Issues are issues no matter where you end up in Mississippi.
That’s one of the things I learned last week while moderating a mayoral debate in Indianola.
This Sunflower County town in the heart of the Mississippi Delta is battling the same problems that everyone is battle whether there or West Point or Natchez or Pascagoula.
Indianola needs better streets and schools, safer neighborhoods and more businesses.
The residents seem to be wanting a change of leadership, and they came to the Sunflower County Courthouse looking for answers from four candidates vying for the Democratic nomination.
Mayor Arthur Marble has been in office for the last eight years and is fighting to keep his office.

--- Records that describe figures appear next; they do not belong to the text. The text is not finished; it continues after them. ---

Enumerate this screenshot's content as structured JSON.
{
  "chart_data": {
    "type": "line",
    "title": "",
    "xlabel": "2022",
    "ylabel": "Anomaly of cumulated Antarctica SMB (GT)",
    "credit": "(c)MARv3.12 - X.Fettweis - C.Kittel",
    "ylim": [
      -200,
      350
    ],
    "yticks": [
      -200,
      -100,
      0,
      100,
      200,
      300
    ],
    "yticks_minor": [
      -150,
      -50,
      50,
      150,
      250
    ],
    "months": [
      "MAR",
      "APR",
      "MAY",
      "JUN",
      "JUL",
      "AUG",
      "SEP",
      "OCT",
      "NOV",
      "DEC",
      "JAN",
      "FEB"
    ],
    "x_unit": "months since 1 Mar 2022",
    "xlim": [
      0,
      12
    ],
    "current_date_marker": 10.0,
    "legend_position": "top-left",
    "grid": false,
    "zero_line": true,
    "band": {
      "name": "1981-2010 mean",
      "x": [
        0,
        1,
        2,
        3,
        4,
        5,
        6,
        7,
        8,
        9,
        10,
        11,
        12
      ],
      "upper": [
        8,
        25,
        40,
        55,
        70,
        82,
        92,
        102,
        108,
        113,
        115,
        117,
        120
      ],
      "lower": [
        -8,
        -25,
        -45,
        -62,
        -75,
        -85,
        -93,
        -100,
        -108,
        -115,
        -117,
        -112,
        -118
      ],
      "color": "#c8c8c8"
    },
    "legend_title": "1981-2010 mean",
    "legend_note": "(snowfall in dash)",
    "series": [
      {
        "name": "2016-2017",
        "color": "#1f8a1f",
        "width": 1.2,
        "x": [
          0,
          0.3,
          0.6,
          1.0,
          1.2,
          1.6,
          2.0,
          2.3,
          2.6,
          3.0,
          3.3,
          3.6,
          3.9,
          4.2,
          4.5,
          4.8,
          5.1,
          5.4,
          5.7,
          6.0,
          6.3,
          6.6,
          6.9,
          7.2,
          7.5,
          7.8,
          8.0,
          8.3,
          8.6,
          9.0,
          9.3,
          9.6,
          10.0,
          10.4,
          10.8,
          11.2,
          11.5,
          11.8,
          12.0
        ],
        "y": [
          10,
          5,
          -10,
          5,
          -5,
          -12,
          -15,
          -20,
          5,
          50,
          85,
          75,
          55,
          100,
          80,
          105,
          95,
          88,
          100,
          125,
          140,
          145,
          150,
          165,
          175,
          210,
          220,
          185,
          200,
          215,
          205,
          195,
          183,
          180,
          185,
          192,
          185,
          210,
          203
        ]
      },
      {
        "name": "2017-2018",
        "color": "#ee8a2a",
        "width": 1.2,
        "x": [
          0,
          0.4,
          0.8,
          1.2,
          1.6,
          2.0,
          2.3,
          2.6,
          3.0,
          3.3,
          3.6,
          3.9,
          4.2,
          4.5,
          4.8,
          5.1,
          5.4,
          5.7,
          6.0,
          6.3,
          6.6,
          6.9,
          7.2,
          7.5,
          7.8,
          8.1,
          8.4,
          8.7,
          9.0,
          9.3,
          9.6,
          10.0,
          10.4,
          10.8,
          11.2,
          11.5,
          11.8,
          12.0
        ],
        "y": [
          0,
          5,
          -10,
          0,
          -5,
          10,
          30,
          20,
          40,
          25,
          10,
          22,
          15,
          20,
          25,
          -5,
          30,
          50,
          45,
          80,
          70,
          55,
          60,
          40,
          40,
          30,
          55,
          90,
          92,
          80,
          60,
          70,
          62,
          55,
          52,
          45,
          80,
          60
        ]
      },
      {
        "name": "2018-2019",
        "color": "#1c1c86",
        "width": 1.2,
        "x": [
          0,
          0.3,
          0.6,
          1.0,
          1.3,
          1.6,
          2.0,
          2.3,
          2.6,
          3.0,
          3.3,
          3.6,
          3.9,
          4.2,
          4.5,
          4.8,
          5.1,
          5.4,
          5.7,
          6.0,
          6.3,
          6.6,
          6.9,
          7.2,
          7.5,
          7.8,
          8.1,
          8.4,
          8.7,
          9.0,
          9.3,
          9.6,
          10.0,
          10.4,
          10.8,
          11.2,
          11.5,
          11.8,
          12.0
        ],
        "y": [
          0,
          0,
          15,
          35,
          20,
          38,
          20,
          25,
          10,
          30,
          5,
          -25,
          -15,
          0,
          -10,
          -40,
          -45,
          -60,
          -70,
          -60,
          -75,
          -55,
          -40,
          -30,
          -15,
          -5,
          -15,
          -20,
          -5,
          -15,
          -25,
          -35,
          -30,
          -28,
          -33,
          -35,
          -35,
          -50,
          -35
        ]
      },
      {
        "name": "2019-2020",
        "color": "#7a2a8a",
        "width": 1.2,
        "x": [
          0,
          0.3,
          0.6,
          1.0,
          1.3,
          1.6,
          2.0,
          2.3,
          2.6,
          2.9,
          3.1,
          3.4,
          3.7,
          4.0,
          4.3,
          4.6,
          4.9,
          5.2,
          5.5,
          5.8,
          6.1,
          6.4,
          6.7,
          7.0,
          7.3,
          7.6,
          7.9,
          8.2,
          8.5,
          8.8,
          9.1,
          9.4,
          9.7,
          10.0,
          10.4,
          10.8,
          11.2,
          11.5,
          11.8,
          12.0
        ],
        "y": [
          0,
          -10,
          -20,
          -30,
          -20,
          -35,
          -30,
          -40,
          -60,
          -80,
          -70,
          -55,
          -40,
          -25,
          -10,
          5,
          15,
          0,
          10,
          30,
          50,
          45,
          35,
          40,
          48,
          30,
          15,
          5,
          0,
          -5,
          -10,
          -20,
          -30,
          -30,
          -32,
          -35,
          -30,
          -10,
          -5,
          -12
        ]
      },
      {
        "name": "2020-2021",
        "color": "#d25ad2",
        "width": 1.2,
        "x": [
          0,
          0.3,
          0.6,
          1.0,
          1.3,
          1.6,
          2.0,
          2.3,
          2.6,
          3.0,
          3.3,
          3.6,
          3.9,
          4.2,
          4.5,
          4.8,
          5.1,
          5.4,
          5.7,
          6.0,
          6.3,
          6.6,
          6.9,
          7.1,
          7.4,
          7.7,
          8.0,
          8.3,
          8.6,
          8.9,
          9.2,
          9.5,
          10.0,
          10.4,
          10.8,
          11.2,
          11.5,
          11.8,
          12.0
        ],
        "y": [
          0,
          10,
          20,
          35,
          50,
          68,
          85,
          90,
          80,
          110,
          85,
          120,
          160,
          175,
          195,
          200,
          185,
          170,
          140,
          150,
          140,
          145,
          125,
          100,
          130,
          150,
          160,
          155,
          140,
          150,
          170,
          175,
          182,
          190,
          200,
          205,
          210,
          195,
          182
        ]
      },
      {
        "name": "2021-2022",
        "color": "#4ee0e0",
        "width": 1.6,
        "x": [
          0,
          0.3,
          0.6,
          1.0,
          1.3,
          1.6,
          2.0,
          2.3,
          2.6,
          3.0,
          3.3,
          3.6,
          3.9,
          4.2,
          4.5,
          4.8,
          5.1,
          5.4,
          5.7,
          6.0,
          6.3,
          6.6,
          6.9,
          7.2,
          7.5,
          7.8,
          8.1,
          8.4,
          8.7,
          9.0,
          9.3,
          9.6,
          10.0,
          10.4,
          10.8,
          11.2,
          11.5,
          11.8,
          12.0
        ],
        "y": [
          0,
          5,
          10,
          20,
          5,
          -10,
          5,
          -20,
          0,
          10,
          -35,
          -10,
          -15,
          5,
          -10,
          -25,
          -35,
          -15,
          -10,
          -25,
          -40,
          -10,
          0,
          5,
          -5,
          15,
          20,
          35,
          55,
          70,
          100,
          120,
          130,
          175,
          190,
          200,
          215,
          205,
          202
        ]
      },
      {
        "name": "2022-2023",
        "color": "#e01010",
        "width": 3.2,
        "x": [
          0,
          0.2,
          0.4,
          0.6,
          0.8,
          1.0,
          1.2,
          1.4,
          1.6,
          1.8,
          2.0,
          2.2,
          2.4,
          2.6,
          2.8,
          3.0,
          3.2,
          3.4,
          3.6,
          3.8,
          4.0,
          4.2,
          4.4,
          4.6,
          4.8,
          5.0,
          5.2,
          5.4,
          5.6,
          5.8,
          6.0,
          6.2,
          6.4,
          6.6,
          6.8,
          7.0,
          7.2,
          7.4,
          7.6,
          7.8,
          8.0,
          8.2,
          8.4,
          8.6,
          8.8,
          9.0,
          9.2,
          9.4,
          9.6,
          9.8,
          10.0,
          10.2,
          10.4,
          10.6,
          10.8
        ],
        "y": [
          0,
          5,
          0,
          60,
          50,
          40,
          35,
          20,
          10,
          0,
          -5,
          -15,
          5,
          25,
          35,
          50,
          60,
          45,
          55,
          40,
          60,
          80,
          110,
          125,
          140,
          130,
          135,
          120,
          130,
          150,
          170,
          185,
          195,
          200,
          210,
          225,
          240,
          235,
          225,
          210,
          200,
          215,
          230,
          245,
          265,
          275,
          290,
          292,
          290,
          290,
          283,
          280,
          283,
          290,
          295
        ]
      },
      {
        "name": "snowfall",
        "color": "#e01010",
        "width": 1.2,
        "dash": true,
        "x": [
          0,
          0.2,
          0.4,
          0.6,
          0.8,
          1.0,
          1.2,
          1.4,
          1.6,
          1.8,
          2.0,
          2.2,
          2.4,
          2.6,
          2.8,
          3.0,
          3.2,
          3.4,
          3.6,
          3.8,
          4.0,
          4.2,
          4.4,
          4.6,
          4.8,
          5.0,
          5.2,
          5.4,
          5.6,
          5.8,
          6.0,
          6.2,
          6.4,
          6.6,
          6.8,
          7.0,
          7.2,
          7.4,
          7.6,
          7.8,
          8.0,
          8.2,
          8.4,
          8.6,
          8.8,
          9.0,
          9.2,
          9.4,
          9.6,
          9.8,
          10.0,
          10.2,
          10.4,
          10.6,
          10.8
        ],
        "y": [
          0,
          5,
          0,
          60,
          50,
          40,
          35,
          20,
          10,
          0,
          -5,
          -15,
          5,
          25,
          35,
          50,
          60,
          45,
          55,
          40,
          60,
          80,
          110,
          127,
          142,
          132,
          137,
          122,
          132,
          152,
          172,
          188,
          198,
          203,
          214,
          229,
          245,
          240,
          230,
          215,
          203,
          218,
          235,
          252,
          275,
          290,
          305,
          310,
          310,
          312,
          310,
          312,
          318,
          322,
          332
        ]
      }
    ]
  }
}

The challengers are a local businessman (Steve Rosenthal), a retired military officer (John Matthews) and a retired businessman (Clanton Beamon).
All of this came the same day that Alan Canning Company in Sunflower County announced that 140 jobs would be eliminated.
That was big news as the vast majority of the jobs are filled by folks from Indianola.
Sunflower County already has an unemployment rate of 11.8 percent, and the loss of another 140 jobs will be a tough pill to swallow.
Yet, none of the candidates really had an answer about what to do about unemployment.
“We have to try and recruit more business to town,” one candidate said.
“We need to bring businesses like a Red Lobster, something Greenville and Greenwood don’t have,” another said.
“We have to look for businesses that are willing to relocate to Indianola,” still another said.
Heard those answers before?
That could have been at the mayoral debate in most any small town in Mississippi.
But no one had a solution.
We need better schools, they all said.
Another said he will hold the school board accountable.
Still another said parents need to get more involved.
Yet, no specific answers.
When it came to the tax base for Indianola, none of the candidates new the exact number for sales tax numbers.
They all had a general idea, but facing uncertain times, no one had really done their homework.
They all want to work with other communities to bring more jobs to the area.
But there were no specifics.
Likely, there are two candidates that have a better understanding of the issues than the others, but, like so many communities in our great state, a specific plan needs to be in place.